Economics Journalist Is a Financial Wreck
Should we mock or pity Edmund Andrews? Or commend him for publicly donning a hairshirt and putting a few more faces on the current crisis?
Andrews is a financial journalist for the New York Times who recently confessed his sins in an article (with more details available in a forthcoming book). As he explained in the article's first two paragraphs:
"If there was anybody who should have avoided the mortgage catastrophe, it was I. As an economics reporter for The New York Times, I have been the paper’s chief eyes and ears on the Federal Reserve for the past six years. I watched Alan Greenspan and his successor, Ben S. Bernanke, at close range. I wrote several early-warning articles in 2004 about the spike in go-go mortgages. Before that, I had a hand in covering the Asian financial crisis of 1997, the Russia meltdown in 1998 and the dot-com collapse in 2000. I know a lot about the curveballs that the economy can throw at us.
"But in 2004, I joined millions of otherwise-sane Americans in what we now know was a catastrophic binge on overpriced real estate and reckless mortgages. Nobody duped or hypnotized me. Like so many others — borrowers, lenders and the Wall Street dealmakers behind them — I just thought I could beat the odds."
The story has it all -- divorce, debt, deceit, delusions, and dumb decisions. It's quite a read. I'll just highlight the role relationships played.

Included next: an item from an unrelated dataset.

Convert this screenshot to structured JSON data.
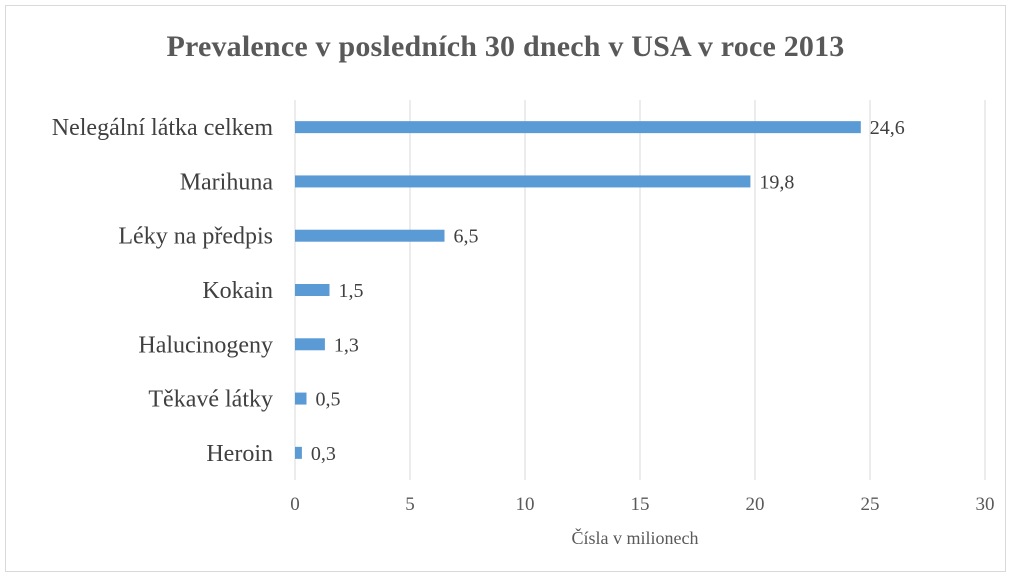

First, Andrews gets divorced from his wife of 21 years, with the result being that alimony and child support consume 60% of his take-home pay. Then he gets remarried, to an old friend from high school, Patty:
"In the euphoria of moving in together, we both succumbed to magical thinking about ourselves, as well as about money. My fantasy was that Patty would become an ambitious go-getter. 'This can really be an exciting new chapter of your life,' I kept telling her. Patty had a very different dream. 'I feel as if I am finally at home,' she exclaimed as soon as we moved into the house. She could settle down and do the things she had always been best at: making a new home, nurturing her children and loving me. One way or another, she figured, we would earn enough money to make good on our glorious gamble.
"We had very different ideas about money. Patty spent little on herself, but she refused to scrimp on top-quality produce, Starbucks coffee, bottled juices, fresh cheeses and clothing for the children and for me. She regularly bought me new shirts and ties to replace the frayed and drab ones in my closet. She thought it wasn’t worth agonizing over nickels and dimes. I was almost exactly the opposite. My answer to any money squeeze was to stop spending. I would skip lunch at work to save $7. If I arrived at the Metro just before the end of rush hour, I would wait for five minutes to save 50 cents on the fare."
I am reminded of a response Fairholme Fund manager Bruce Berkowitz gave in an interview. He was asked to give advice for MBA graduates entering the job market. He talked about the importance of doing what you like and finding a good mentor. But he concluded with this: "Also, it is important whom you marry. The right person will be beyond-words helpful and the wrong person will destroy everything in your life."